Gülten Dayıoğlu ve Türk Alt Kültürü Üzerindeki Olası Etkileri

Selam, müsaadenizle sizi çocukluğunuza götürmeye geldim. Hayatımın ilk yıllarında bana çok şey kattığını düşündüğüm bir yazarı tanıtacağım. Eğer ismini ilk defa duymuyorsanız, yani siz de benim gibi şanslı bir çocuk olup kitaplarını okuduysanız, hoş bir nostalji olacağını umarım. Gülten Dayıoğlu, edebiyatın neredeyse her türünde kalem konuşturmuş bir yazar olduğu için, yazının başlığından da anlayacağınız üzere burada çocuklar için yazmış olduğu bilimkurgu ya da fantastik temalı kitaplar üzerinde duracağım. Aklımda dört kitap var; Dünya Çocukların Olsa, Parbat Dağının Esrarı, Ölümsüz Ece ve Işın Çağı Çocukları. Gülten Hanım Türkiye’de olmasaydı (ki Türk olmakla gurur duyduğuna da eminim) Hollywood’un üzerine atlayıp şimdiye kadar en az beş farklı filmini çekmiş olacağı türden eserler bunlar.
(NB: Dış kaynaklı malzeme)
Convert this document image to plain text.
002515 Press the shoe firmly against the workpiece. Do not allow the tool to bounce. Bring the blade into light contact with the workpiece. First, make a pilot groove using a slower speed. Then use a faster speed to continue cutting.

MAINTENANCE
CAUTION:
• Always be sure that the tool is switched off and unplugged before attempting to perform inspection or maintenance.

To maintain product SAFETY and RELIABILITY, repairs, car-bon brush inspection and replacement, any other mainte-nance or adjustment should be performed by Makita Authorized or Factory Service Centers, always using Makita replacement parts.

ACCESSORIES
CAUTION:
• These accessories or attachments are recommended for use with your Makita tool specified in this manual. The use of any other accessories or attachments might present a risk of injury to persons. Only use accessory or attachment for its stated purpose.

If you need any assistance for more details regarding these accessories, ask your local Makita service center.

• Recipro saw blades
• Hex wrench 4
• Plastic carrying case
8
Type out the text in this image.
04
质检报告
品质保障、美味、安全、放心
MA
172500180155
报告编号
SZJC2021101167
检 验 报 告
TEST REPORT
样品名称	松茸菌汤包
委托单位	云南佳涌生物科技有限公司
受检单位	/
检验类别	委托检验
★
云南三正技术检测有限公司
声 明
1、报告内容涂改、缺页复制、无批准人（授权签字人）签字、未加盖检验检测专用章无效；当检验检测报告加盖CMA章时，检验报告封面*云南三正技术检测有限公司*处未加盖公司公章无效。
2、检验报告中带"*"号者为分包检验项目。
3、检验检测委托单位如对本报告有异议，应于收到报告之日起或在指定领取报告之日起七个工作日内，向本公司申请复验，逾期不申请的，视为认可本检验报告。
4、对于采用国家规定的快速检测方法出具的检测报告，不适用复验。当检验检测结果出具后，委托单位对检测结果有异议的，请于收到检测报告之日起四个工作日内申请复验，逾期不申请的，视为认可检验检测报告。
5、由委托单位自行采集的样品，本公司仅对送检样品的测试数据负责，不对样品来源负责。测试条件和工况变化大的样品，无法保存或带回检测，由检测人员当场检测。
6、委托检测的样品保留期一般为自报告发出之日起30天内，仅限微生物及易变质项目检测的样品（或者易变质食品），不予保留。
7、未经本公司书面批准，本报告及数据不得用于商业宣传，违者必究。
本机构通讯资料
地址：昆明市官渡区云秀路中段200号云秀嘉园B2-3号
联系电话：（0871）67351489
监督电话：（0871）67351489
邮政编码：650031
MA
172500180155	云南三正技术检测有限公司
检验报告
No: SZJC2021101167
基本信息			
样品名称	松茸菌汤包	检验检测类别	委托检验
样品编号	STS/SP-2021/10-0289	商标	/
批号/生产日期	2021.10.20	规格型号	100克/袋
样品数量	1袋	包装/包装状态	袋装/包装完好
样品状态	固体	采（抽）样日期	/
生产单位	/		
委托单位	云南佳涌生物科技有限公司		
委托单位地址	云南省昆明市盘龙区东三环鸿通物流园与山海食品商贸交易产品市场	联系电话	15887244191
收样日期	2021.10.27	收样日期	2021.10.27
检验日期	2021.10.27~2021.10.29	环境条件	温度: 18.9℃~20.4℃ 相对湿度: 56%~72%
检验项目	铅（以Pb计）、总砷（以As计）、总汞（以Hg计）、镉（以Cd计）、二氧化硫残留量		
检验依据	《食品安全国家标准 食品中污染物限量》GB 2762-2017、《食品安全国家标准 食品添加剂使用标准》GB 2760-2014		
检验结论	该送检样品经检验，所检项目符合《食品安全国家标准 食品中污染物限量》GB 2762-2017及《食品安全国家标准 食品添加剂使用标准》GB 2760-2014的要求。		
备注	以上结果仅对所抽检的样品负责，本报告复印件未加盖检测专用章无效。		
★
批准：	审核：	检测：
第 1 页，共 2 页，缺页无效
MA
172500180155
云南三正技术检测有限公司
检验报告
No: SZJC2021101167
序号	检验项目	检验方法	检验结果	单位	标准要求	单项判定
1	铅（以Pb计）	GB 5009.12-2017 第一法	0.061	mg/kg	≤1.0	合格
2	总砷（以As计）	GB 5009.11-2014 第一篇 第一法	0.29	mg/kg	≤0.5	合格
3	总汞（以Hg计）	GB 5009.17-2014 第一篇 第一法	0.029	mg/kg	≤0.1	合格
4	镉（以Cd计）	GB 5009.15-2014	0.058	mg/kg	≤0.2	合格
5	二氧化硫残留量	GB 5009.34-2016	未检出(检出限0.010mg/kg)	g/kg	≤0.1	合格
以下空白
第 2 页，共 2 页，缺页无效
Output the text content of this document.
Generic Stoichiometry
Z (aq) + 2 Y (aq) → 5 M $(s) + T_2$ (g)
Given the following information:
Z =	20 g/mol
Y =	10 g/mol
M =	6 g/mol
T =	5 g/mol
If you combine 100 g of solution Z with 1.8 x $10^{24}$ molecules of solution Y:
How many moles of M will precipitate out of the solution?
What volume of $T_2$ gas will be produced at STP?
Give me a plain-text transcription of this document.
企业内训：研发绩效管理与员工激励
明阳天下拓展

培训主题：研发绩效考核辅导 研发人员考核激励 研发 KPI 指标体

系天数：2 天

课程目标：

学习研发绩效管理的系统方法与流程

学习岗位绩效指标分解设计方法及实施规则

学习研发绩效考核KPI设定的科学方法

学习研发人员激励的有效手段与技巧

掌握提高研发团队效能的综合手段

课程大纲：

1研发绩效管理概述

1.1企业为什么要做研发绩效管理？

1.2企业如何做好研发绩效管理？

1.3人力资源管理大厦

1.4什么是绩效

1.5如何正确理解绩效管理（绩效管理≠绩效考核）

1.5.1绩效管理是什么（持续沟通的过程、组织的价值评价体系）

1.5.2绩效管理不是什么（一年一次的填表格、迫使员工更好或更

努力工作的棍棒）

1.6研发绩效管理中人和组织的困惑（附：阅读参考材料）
Peki Kahramangiller gibi çizgi roman ve sinema ağırlıklı bir sitede bunu yazmak nereden aklıma geldi? Birincisi, Dayıoğlu’nun çoğu Türk çocuğuna hayal gücünün ne kadar sınırsız olabileceğini öğretmiş olmasına rağmen, hak ettiği değeri görmediğine inandığım için. Çocukken okuduk ve belki bir çoğumuz unuttuk ya da o enerjik üslubunu güzel bir hayal olarak hatırladık. Romanlarında derin bir umut ve yaşama enerjisi aşıladığı için, belki çoğumuzun zaman zaman daha iyi bir insan olmasını sağladı. Duygusallık bir kenara, X ve Y kuşağından Türkiye’de büyüyen çoğu çocuk bilim kurgu ve fantastik edebiyat motifleriyle onun kitapları sayesinde tanıştı. Bu nesillerin 1980 ve 90’larda dünya genelindeki fantastik yapımları yadırgamamış olmasında Dayıoğlu’nun büyük payı var diye düşünüyorum. Ülkemizde özellikle tutup sevilen yapımların kaynağı olarak gördüğüm kitapların açıklamalarına not düştüm. İkinci nedeni ise, yazının sonuna sakladım.

Okumayanlar eminim çok iddialı konuştuğumu düşünüyorlar. Bu noktada ben sözü kesip köprü vazifeme geçiyorum, hanımefendinin kitapları kendileri için konuşsun.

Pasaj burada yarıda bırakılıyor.